Berdasarkan latar belakang di atas maka dapat dirumuskan masalah

sebagai berikut “Adakah hubungan kelengkapan imunisasi dengan kejadian

ISPA pada balita di wilayah kerja Puskesmas Gintu ?”

C. Tujuan Penelitian

1. Tujuan Umum

Untuk mengetahui hubungan antara kelengkapan imunisasi dengan

kejadian ISPA pada balita di wilayah kerja Puskesmas Gintu.

2. Tujuan Khusus

a. Untuk mengetahui kejadian ISPA pada balita di wilayah kerja

Puskesmas Gintu.

b. Untuk mengetahui kelengkapan imunisasi pada balita di wilayah kerja

Puskesmas Gintu.

c. Untuk mengetahui hubungan antara kelengkapan imunisasi dengan

kejadian ISPA pada balita di wilayah kerja Puskesmas Gintu.


8

D. Manfaat Penelitaian

1. Manfaat Bagi Puskesmas Gintu

Diharapkan bisa menjadikan bahan masukan yang berharga dalam

rangka meningkatkan kwalitas pelayanan ibu dan bayi dalam pemberian

imunisasi guna mencegah terjadinya penyakit ISPA.

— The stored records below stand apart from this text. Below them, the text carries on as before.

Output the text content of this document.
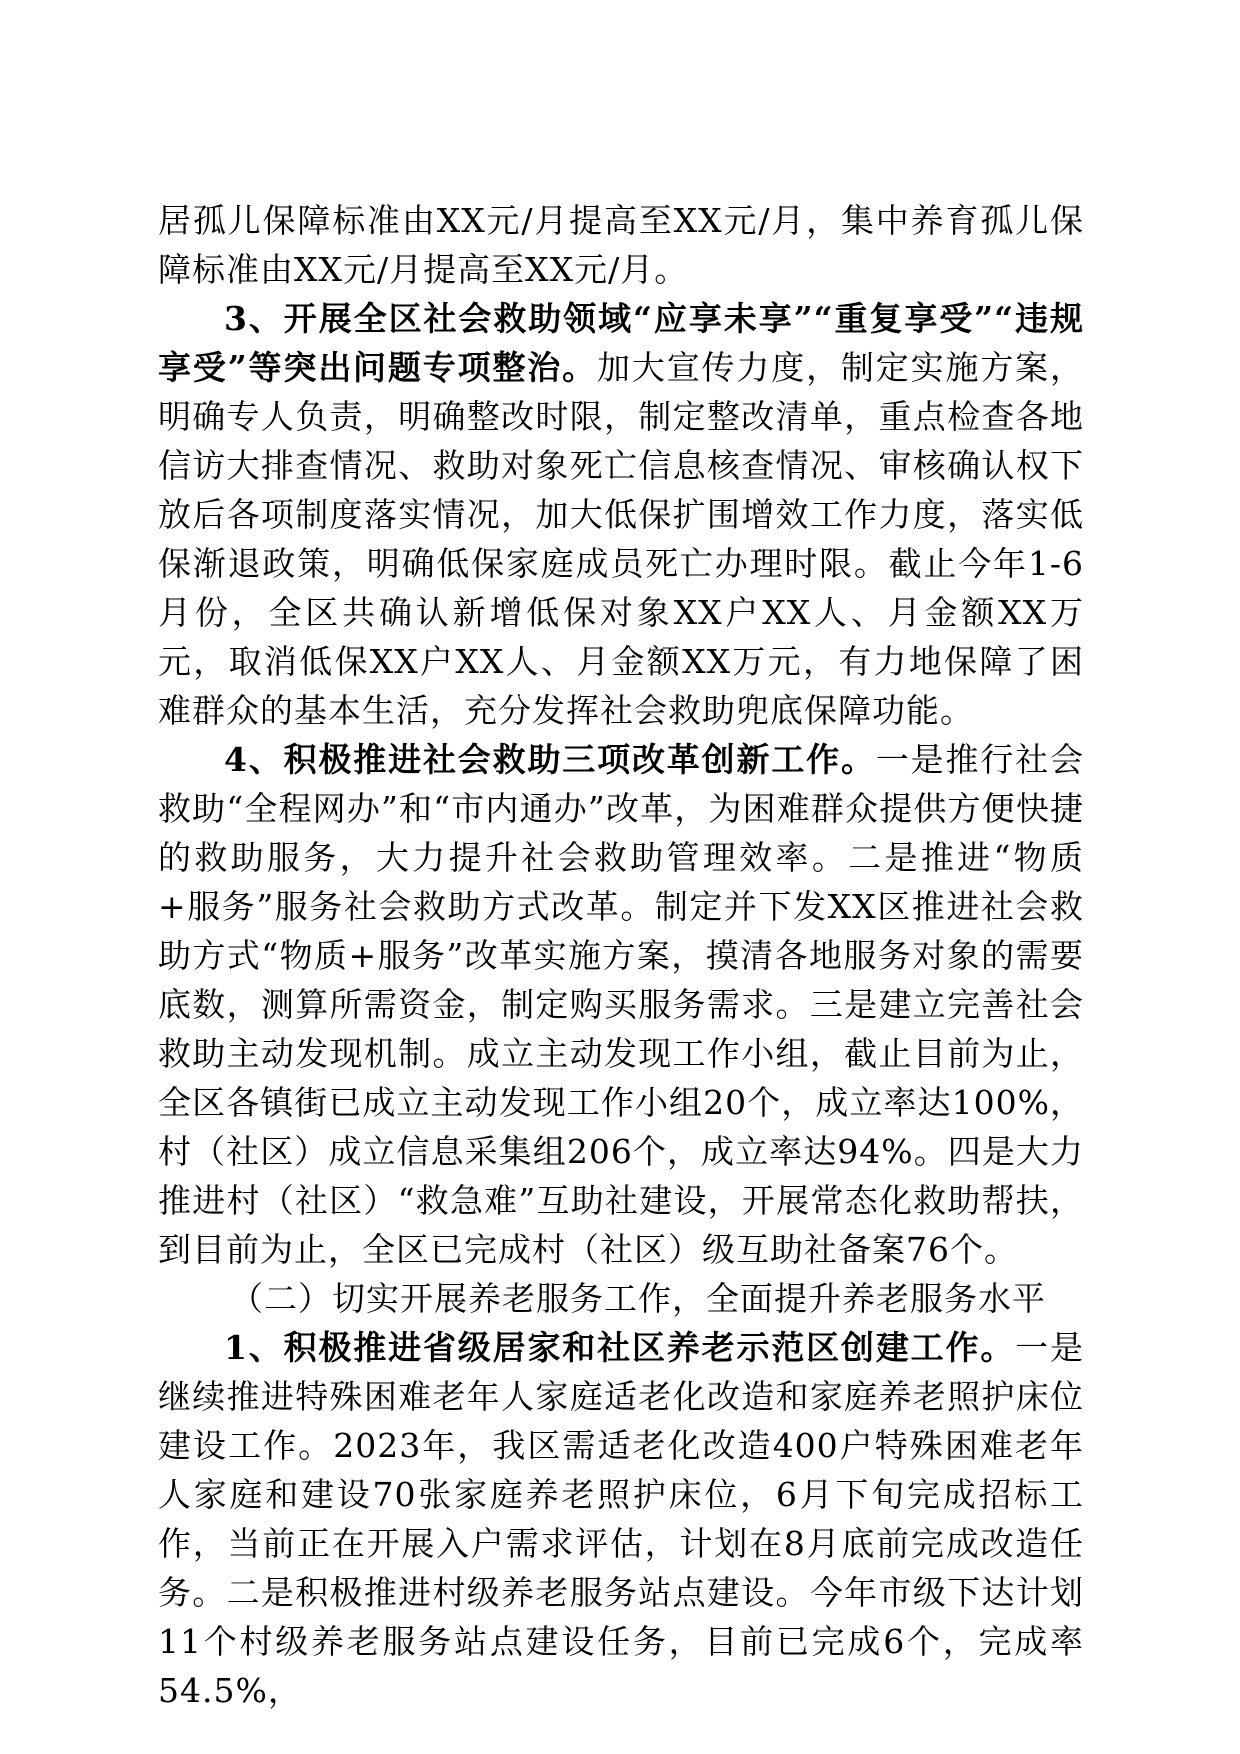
居孤儿保障标准由XX元/月提高至XX元/月，集中养育孤儿保障标准由XX元/月提高至XX元/月。

3、开展全区社会救助领域“应享未享”“重复享受”“违规享受”等突出问题专项整治。加大宣传力度，制定实施方案，明确专人负责，明确整改时限，制定整改清单，重点检查各地信访大排查情况、救助对象死亡信息核查情况、审核确认权下放后各项制度落实情况，加大低保扩围增效工作力度，落实低保渐退政策，明确低保家庭成员死亡办理时限。截止今年1-6月份，全区共确认新增低保对象XX户XX人、月金额XX万元，取消低保XX户XX人、月金额XX万元，有力地保障了困难群众的基本生活，充分发挥社会救助兜底保障功能。

4、积极推进社会救助三项改革创新工作。一是推行社会救助“全程网办”和“市内通办”改革，为困难群众提供方便快捷的救助服务，大力提升社会救助管理效率。二是推进“物质+服务”服务社会救助方式改革。制定并下发XX区推进社会救助方式“物质+服务”改革实施方案，摸清各地服务对象的需要底数，测算所需资金，制定购买服务需求。三是建立完善社会救助主动发现机制。成立主动发现工作小组，截止目前为止，全区各镇街已成立主动发现工作小组20个，成立率达100%，村（社区）成立信息采集组206个，成立率达94%。四是大力推进村（社区）“救急难”互助社建设，开展常态化救助帮扶，到目前为止，全区已完成村（社区）级互助社备案76个。

（二）切实开展养老服务工作，全面提升养老服务水平

1、积极推进省级居家和社区养老示范区创建工作。一是继续推进特殊困难老年人家庭适老化改造和家庭养老照护床位建设工作。2023年，我区需适老化改造400户特殊困难老年人家庭和建设70张家庭养老照护床位，6月下旬完成招标工作，当前正在开展入户需求评估，计划在8月底前完成改造任务。二是积极推进村级养老服务站点建设。今年市级下达计划11个村级养老服务站点建设任务，目前已完成6个，完成率54.5%，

2. Bagi Institusi Pendidikan

Hasil penelitian ini diharapkan dapat di jadikan sebagai wacana

ilmiah dan acuan untuk melaksanakan penelitian selanjutnya dan dapat

digunakan sebagai bahan tambahan referensi di perpustakaan.

3. Manfaat Bagi Peneliti Selanjutnya

Hasil penelitian ini diharapkan dapat menambah khasanah ilmu

pengetahuan dan menjadi sumber bacaan atau pedoman pertimbangan atau

pembanding untuk penelitian tahap selanjutnya.